The C Standards process over the last few decades has addressed both optimization and pointer type safety largely through a concept called “undefined behavior”.  The idea is that instead of  positive rules for what compilers and programmers can do, the Standard will identify some program behavior as something compilers can interpret how they want — really without any guidance at all. These things are not syntax errors that must cause the compiler to reject code or even, necessarily things the compiler must warn about, but are instances of behavior that are outside the standard. It is not even clear whether “undefined behavior” is erroneous at all or even avoidable.  I think this whole process is due to a misreading of the C89 standard, but more importantly, it’s sloppy, makes it hard for programmers to have an intuition about the language, and leads to paradoxical results or nasty surprises.  For example, writing a value to a  variable from a pointer that has been advanced past the end of the object it was supposed to point to has been sort-of-kind-of designated as “undefined behavior”. Here’s  an example: the output of a simple C program compiled and “optimized” by gcc 11

pointer1 = 0x404039 pointer2=0x404039 they are not equal

They look equal, don’t they? Clang 12, on the same code uses  normal arithmetic to compare numbers.

pointer1 = 0x404039 pointer2=0x404039 they are equal

An earlier version of gcc, gcc 4.8.3 also knew how to compare numbers:

pointer1 = 0x404039 pointer2=0x404039 they are equal

And Gcc 11 again, but this time with the optimizer turned off (-O0):

pointer1 = 0x40403a pointer2=0x40403a they are equal

Here’s the code ( see NOTE1 in the code )

#include <stdint.h>
#include <stdio.h>

typedef char T;
T p[1], q[1] = {0};
int main(){
        T *ip = (p-1);//NOTE1. change +1 to -1 if gcc -O0
        T *iq = q;
        printf("pointer1 = %p pointer2=%p ",ip,iq);
        if (iq == ip) {
              printf("they are equal");
             }else printf("they are not equal\n");
}

The explanation is that gcc notices that ip has been set to a fishy address

:6:8: warning: array subscript -1 is outside array bounds of 'T[1]' {aka 'char[1]'} [-Warray-bounds]
6 | T *ip = (p-1);//add if gcc -O0
|  ^~

and, gcc 12 helpfully “optimizes” on the basis of “ip”  holding an “invalid” address, perhaps reasoning that the two pointers “cannot” be equal. Under the prevailing interpretation of the C Standard, compilers can assume “undefined behavior” cannot happen, even if they generate code that makes it happen  At least, in this case, there is a warning, but often these “optimizations” are silent. The rationale is that programmers should not be messing about looking at the order of variables in memory (even though that’s not unusual in C) and that compilers should be able to optimize under the assumption that pointer arithmetic does not ever steer a pointer between objects.  To be fair, most of the time that a pointer goes beyond the boundary of an array, it is an error.
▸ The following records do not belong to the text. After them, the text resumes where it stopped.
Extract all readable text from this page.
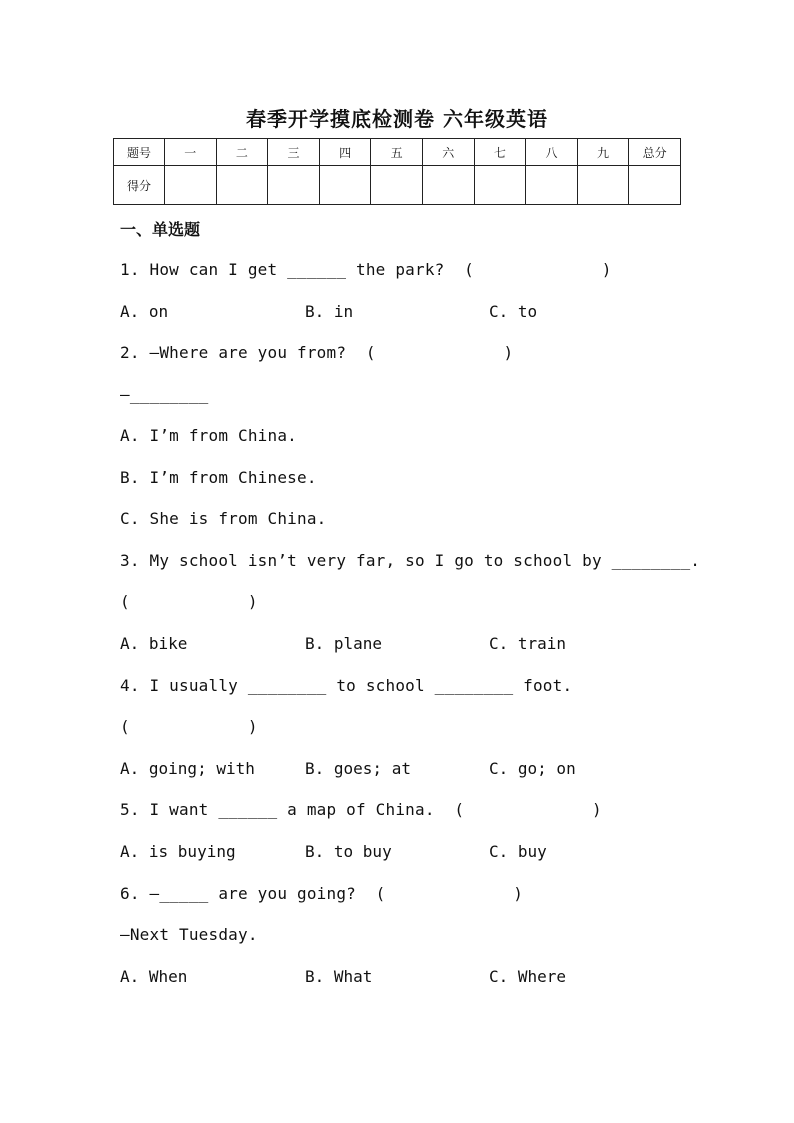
春季开学摸底检测卷 六年级英语
题号	一	二	三	四	五	六	七	八	九	总分
得分										
一、单选题
1. How can I get ______ the park?  (             )
A. on	B. in	C. to
2. —Where are you from?  (             )
—________
A. I’m from China.
B. I’m from Chinese.
C. She is from China.
3. My school isn’t very far, so I go to school by ________.
(            )
A. bike	B. plane	C. train
4. I usually ________ to school ________ foot.
(            )
A. going; with	B. goes; at	C. go; on
5. I want ______ a map of China.  (             )
A. is buying	B. to buy	C. buy
6. —_____ are you going?  (             )
—Next Tuesday.
A. When	B. What	C. Where
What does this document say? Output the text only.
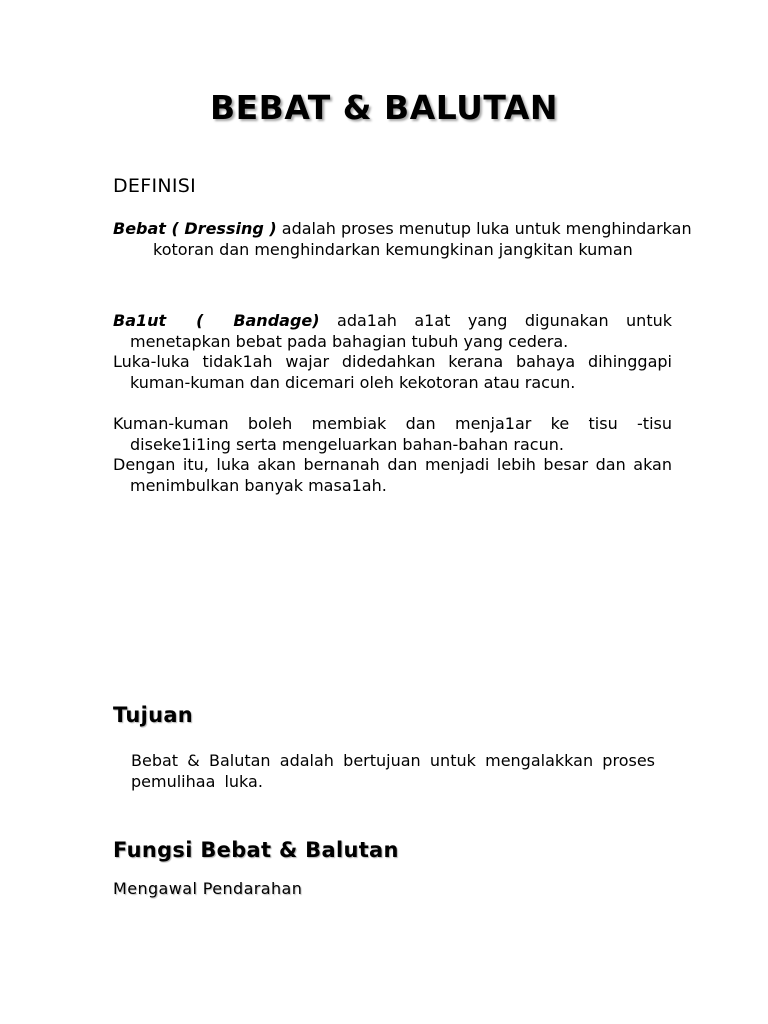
BEBAT & BALUTAN
DEFINISI
Bebat ( Dressing ) adalah proses menutup luka untuk menghindarkan kotoran dan menghindarkan kemungkinan jangkitan kuman
Ba1ut ( Bandage) ada1ah a1at yang digunakan untuk menetapkan bebat pada bahagian tubuh yang cedera.
Luka-luka tidak1ah wajar didedahkan kerana bahaya dihinggapi kuman-kuman dan dicemari oleh kekotoran atau racun.
Kuman-kuman boleh membiak dan menja1ar ke tisu -tisu diseke1i1ing serta mengeluarkan bahan-bahan racun.
Dengan itu, luka akan bernanah dan menjadi lebih besar dan akan menimbulkan banyak masa1ah.
Tujuan
Bebat & Balutan adalah bertujuan untuk mengalakkan proses pemulihaa luka.
Fungsi Bebat & Balutan
Mengawal Pendarahan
Here’s the link on Compiler Explorer. The example is modified from one given in a post by  Ralf Jung  who attributes it to Chung-Kil Hur (I’m sure both disagree with my reaction).

If C was a new programming language, you might decide that the %p output should provide the address and some additional data.

pointer1 = 0x404039 (int) pointer2=0x404039 (int, invalid)  they are not equal

That would make some sense. But in this case, you’d also have to think through all the implications of this design decision, which nobody has done (see below).  For example, since the 1990s, C Standard has made it impossible to write memory allocators in conforming C. Suppose we have a network application that is performance constrained by “malloc” and we want to put a caching allocator for small and jumbo packets on top of malloc:

(small_packet_t *)newsmall();  (large_packet_t *)newjumbo();  freepacket(void *);

The idea is that when either allocator has too little memory, it calls malloc (or something else) to get a big chunk of memory, puts it into a list of free storage, and slices it up when it is asked to allocate. Maybe something like

free_block_t *p; …. p =malloc(K); p->size = K; p->next = Head; Head = p;

But according to the sloppy type rules in the Standard, after writing through a “free_block_t” pointer, that block now has “effective type”  of “free_block_t” and if we allocate part of it to a caller that then writes to it as a small_packet_t, the behavior is undefined and all bets are off because we have tried to store a value to an object with a different effective type. Even worse, imagine that “freepacket” tries to merge freed packets into blocks again! Suppose 4 small packets can be freed and then consolidated and allocated as a single jumbo packet.  Nope. No can do.  Once storage has an effective type, it is frozen to that type.  How does malloc/free work then? Oh, easy, it is special cased in the standard. Similarly, there is a special case for char pointers so that memcpy can be implemented, even if not very efficiently. To get other allocators to work, C programmers rely on “opaque” interfaces. If the allocators are in a separate file, and we do not have link time optimizers, then probably the compilers won’t be able to learn that the type rules are being violated. But then as link time optimization (LTO) comes in, the whole thing may silently be “optimized” to fail.   One of the other ridiculous  properties of the undefined behavior rules is that they are unstable or ephemeral and depend on the current capabilities of the compiler to see through opaque interfaces or otherwise figure out about some particular instance of undefined behavior.  That is, the rule is something like: “this will work as expected until the compiler figures out that it is undefined behavior”. As you can see above, gcc learned to recognize the undefined behavior somewhere between versions 4.8 and 11 and still can’t figure it out at lower levels of optimization.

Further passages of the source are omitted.